AI Data Center Boom Spawns "Man Camps" Across Rural America

The $700 Billion AI Boom Is Building “Man Camps” Across Rural America
The AI data center construction frenzy has created an unexpected consequence: sprawling temporary housing villages — known as “man camps” — are popping up across rural Texas, Louisiana, and other states to house the thousands of workers needed to build the infrastructure powering artificial intelligence.
As competition for water and power pushes data center construction further into rural areas, small towns that lack housing for even a few hundred newcomers are suddenly expected to absorb thousands of temporary workers. The solution? The same kind of worker camps used in oil boom towns and fracking operations.
Free Steaks and Golf Courses in Rural Texas
In Dickens County, Texas, a former Bitcoin mining facility is being converted into a 1.6 gigawatt data center. Target Hospitality has signed contracts worth $132 million to build and operate a camp that could house more than 1,000 workers. These aren’t bare-bones barracks — the camps come with gyms, laundromats, game rooms, and cafeterias that grill steaks on demand. Some even offer golf courses.
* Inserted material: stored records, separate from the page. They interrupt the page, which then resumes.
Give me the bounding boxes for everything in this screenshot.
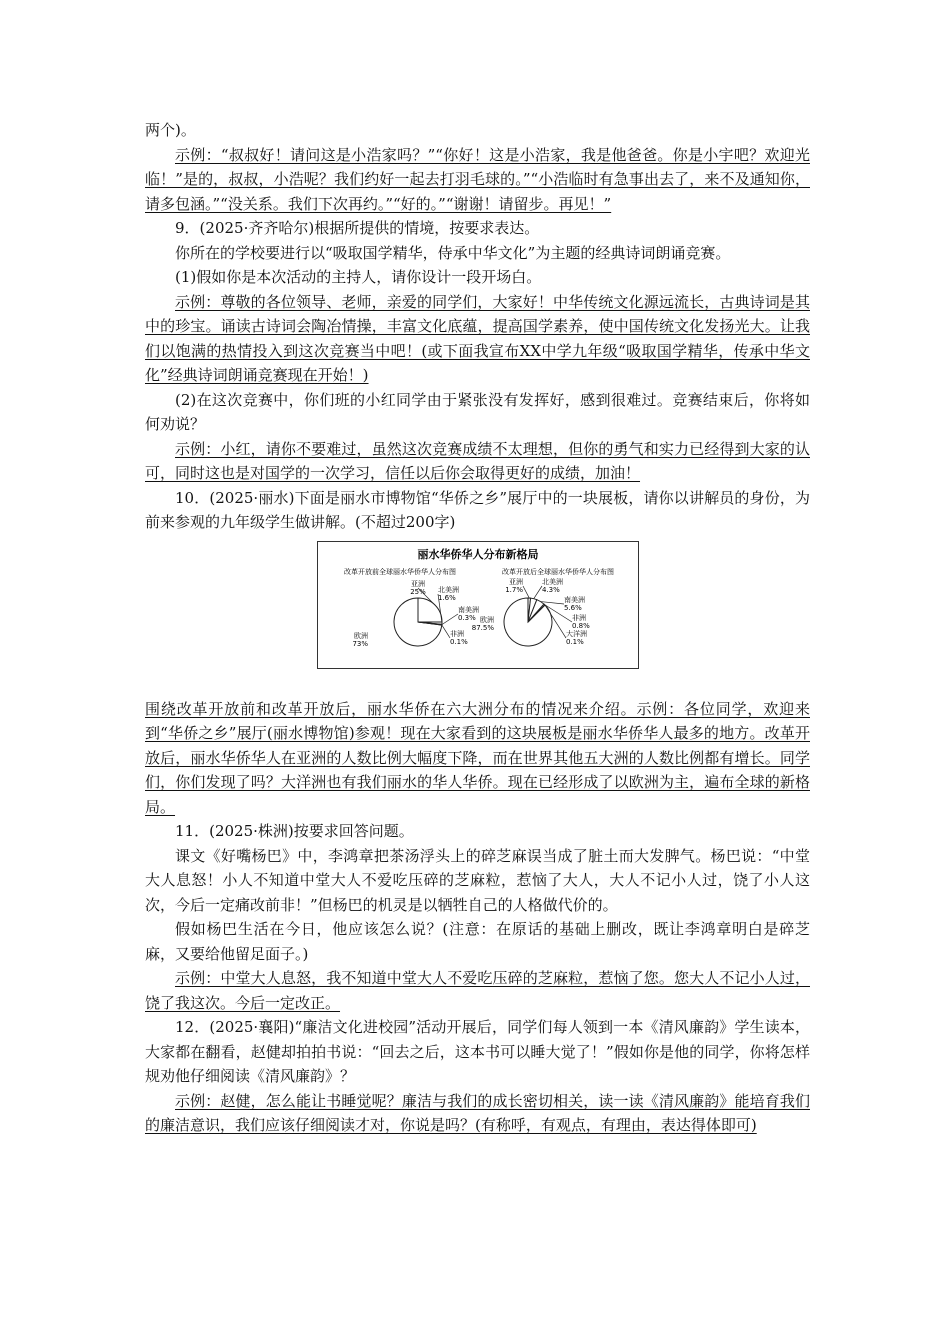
q9-part1: (1)假如你是本次活动的主持人，请你设计一段开场白。	[175, 268, 542, 286]
document-page	[145, 118, 810, 1138]
pie-leader-1-2	[533, 586, 541, 599]
pie-value-1-0: 87.5%	[471, 623, 494, 632]
pie-value-0-4: 0.1%	[449, 637, 468, 646]
figure-title: 丽水华侨华人分布新格局	[417, 547, 538, 561]
q8-tail: 两个)。	[145, 121, 196, 139]
q10-title: 10．(2025·丽水)下面是丽水市博物馆“华侨之乡”展厅中的一块展板，请你以讲解员的身份，为前来参观的九年级学生做讲解。(不超过200字)	[145, 488, 810, 531]
q11-text: 课文《好嘴杨巴》中，李鸿章把茶汤浮头上的碎芝麻误当成了脏土而大发脾气。杨巴说：“中堂大人息怒！小人不知道中堂大人不爱吃压碎的芝麻粒，惹恼了大人，大人不记小人过，饶了小人这次，今后一定痛改前非！”但杨巴的机灵是以牺牲自己的人格做代价的。	[145, 846, 810, 914]
pie-before	[352, 579, 479, 648]
pie-value-1-1: 1.7%	[504, 585, 523, 594]
chart-before-subtitle: 改革开放前全球丽水华侨华人分布图	[343, 567, 456, 576]
pie-value-1-4: 0.8%	[571, 621, 590, 630]
pie-label-0-3: 南美洲	[457, 605, 479, 614]
pie-label-0-2: 北美洲	[437, 585, 459, 594]
pie-leader-1-1	[523, 586, 529, 598]
pie-label-1-5: 大洋洲	[565, 629, 587, 638]
q11-question: 假如杨巴生活在今日，他应该怎么说？(注意：在原话的基础上删改，既让李鸿章明白是碎芝麻，又要给他留足面子。)	[145, 920, 810, 963]
q12-answer: 示例：赵健，怎么能让书睡觉呢？廉洁与我们的成长密切相关，读一读《清风廉韵》能培育我们的廉洁意识，我们应该仔细阅读才对，你说是吗？(有称呼，有观点，有理由，表达得体即可)	[145, 1091, 810, 1134]
q9-part2: (2)在这次竞赛中，你们班的小红同学由于紧张没有发挥好，感到很难过。竞赛结束后，你将如何劝说？	[145, 390, 810, 433]
q10-answer: 围绕改革开放前和改革开放后，丽水华侨在六大洲分布的情况来介绍。示例：各位同学，欢迎来到“华侨之乡”展厅(丽水博物馆)参观！现在大家看到的这块展板是丽水华侨华人最多的地方。改革开放后，丽水华侨华人在亚洲的人数比例大幅度下降，而在世界其他五大洲的人数比例都有增长。同学们，你们发现了吗？大洋洲也有我们丽水的华人华侨。现在已经形成了以欧洲为主，遍布全球的新格局。	[145, 699, 810, 816]
pie-value-1-3: 5.6%	[563, 603, 582, 612]
pie-label-0-1: 亚洲	[410, 579, 425, 588]
pie-leader-0-4	[441, 624, 449, 637]
pie-label-1-0: 欧洲	[479, 615, 494, 624]
pie-label-1-1: 亚洲	[508, 577, 523, 586]
pie-value-1-2: 4.3%	[541, 585, 560, 594]
pie-label-1-4: 非洲	[571, 613, 586, 622]
pie-value-0-1: 25%	[409, 587, 426, 596]
pie-label-0-0: 欧洲	[353, 631, 368, 640]
chart-after-subtitle: 改革开放后全球丽水华侨华人分布图	[501, 567, 614, 576]
q11-title: 11．(2025·株洲)按要求回答问题。	[175, 822, 414, 840]
pie-value-0-2: 1.6%	[437, 593, 456, 602]
q9-context: 你所在的学校要进行以“吸取国学精华，侍承中华文化”为主题的经典诗词朗诵竞赛。	[175, 243, 731, 262]
pie-charts	[318, 542, 638, 668]
pie-after	[471, 577, 589, 646]
distribution-figure	[317, 541, 639, 669]
pie-label-1-2: 北美洲	[541, 577, 563, 586]
pie-leader-0-3	[441, 614, 457, 625]
q8-answer: 示例：“叔叔好！请问这是小浩家吗？”“你好！这是小浩家，我是他爸爸。你是小宇吧？欢迎光临！”是的，叔叔，小浩呢？我们约好一起去打羽毛球的。”“小浩临时有急事出去了，来不及通知你，请多包涵。”“没关系。我们下次再约。”“好的。”“谢谢！请留步。再见！”	[145, 145, 810, 213]
q9-title: 9．(2025·齐齐哈尔)根据所提供的情境，按要求表达。	[175, 219, 540, 237]
pie-value-1-5: 0.1%	[565, 637, 584, 646]
pie-value-0-0: 73%	[351, 639, 368, 648]
pie-label-1-3: 南美洲	[563, 595, 585, 604]
q9-answer1: 示例：尊敬的各位领导、老师，亲爱的同学们，大家好！中华传统文化源远流长，古典诗词是其中的珍宝。诵读古诗词会陶冶情操，丰富文化底蕴，提高国学素养，使中国传统文化发扬光大。让我们以饱满的热情投入到这次竞赛当中吧！(或下面我宣布XX中学九年级“吸取国学精华，传承中华文化”经典诗词朗诵竞赛现在开始！)	[145, 292, 810, 384]
pie-label-0-4: 非洲	[449, 629, 464, 638]
q11-answer: 示例：中堂大人息怒，我不知道中堂大人不爱吃压碎的芝麻粒，惹恼了您。您大人不记小人过，饶了我这次。今后一定改正。	[145, 969, 810, 1012]
pie-value-0-3: 0.3%	[457, 613, 476, 622]
q12-title: 12．(2025·襄阳)“廉洁文化进校园”活动开展后，同学们每人领到一本《清风廉韵》学生读本，大家都在翻看，赵健却拍拍书说：“回去之后，这本书可以睡大觉了！”假如你是他的同学，你将怎样规劝他仔细阅读《清风廉韵》？	[145, 1018, 810, 1085]
q9-answer2: 示例：小红，请你不要难过，虽然这次竞赛成绩不太理想，但你的勇气和实力已经得到大家的认可，同时这也是对国学的一次学习，信任以后你会取得更好的成绩，加油！	[145, 439, 810, 482]
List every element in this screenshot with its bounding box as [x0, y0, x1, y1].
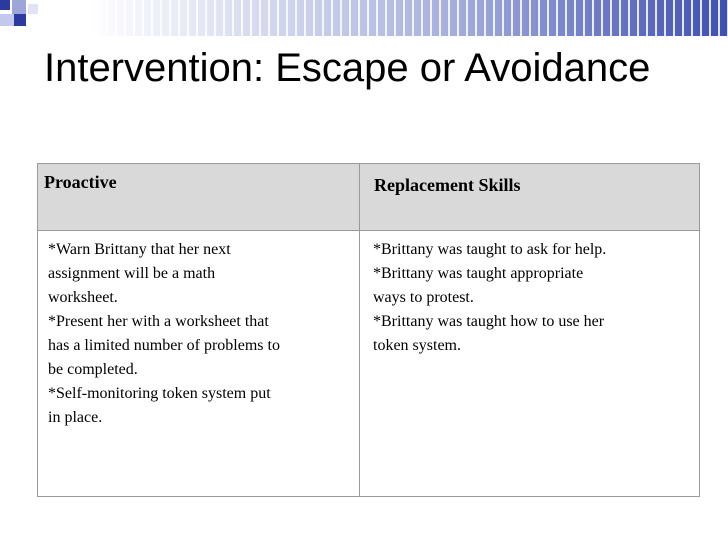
replacement-line: *Brittany was taught appropriate	[373, 265, 584, 282]
replacement-cell	[360, 231, 700, 497]
replacement-line: *Brittany was taught how to use her	[373, 313, 605, 330]
header-replacement-skills: Replacement Skills	[374, 175, 521, 195]
header-cell-proactive	[38, 164, 360, 231]
square-1	[0, 0, 10, 10]
replacement-line: token system.	[373, 337, 461, 354]
header-proactive: Proactive	[44, 172, 117, 192]
header-stripes	[0, 0, 728, 36]
table-row	[38, 231, 700, 497]
replacement-line: *Brittany was taught to ask for help.	[373, 241, 607, 258]
proactive-line: has a limited number of problems to	[48, 337, 280, 354]
square-3	[0, 14, 14, 26]
proactive-line: in place.	[48, 409, 103, 426]
proactive-line: be completed.	[48, 361, 138, 378]
proactive-text	[38, 231, 359, 430]
proactive-line: *Present her with a worksheet that	[48, 313, 269, 330]
proactive-line: *Self-monitoring token system put	[48, 385, 271, 402]
replacement-line: ways to protest.	[373, 289, 474, 306]
header-band	[0, 0, 728, 36]
slide-title: Intervention: Escape or Avoidance	[44, 46, 651, 90]
header-cell-replacement	[360, 164, 700, 231]
square-4	[14, 14, 26, 26]
square-5	[28, 4, 38, 14]
proactive-line: *Warn Brittany that her next	[48, 241, 231, 258]
proactive-line: assignment will be a math	[48, 265, 216, 282]
square-2	[12, 0, 26, 14]
intervention-table	[37, 163, 700, 497]
proactive-cell	[38, 231, 360, 497]
replacement-text	[360, 231, 699, 358]
proactive-line: worksheet.	[48, 289, 118, 306]
table-header-row	[38, 164, 700, 231]
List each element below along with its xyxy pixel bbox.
The amenities reflect the fierce competition for skilled construction workers. With multiple massive data center projects competing for the same limited labor pool, companies are betting that resort-like perks will help them recruit and retain workers willing to live far from home for months at a time.
Meta’s Louisiana Megaproject Transforms a Rural Community
In northeastern Louisiana, Meta’s push to build one of the world’s largest data centers has transformed the surrounding community almost overnight. Roads are now dotted with signs advertising RV parks and man camps, built to house the 5,000 to 7,000 construction workers expected on site at peak. Local infrastructure — roads, water systems, emergency services — was never designed for this kind of population surge.
From ICE Detention to Data Center Housing
Perhaps the most unsettling development: companies that previously built and operated ICE detention facilities are now pivoting to the AI man camp business. They see the same core competency — housing large numbers of people in remote locations with tight security and managed services — as directly transferable to data center worker housing.
The military veteran community has also become a key recruitment target, as veterans are accustomed to the separation from family and long hours in harsh conditions that characterize data center construction work.
The Bottom Line
The AI industry loves to talk about the future in abstract terms — intelligence, reasoning, creativity. But behind every chatbot response is physical infrastructure, and behind that infrastructure are real workers living in temporary camps far from their families. The $700 billion data center buildout is creating a modern gold rush, complete with boomtown housing, strained local resources, and the uncomfortable reality that the companies building detention centers are now building the housing for the AI economy. The future is being built by people living in trailers.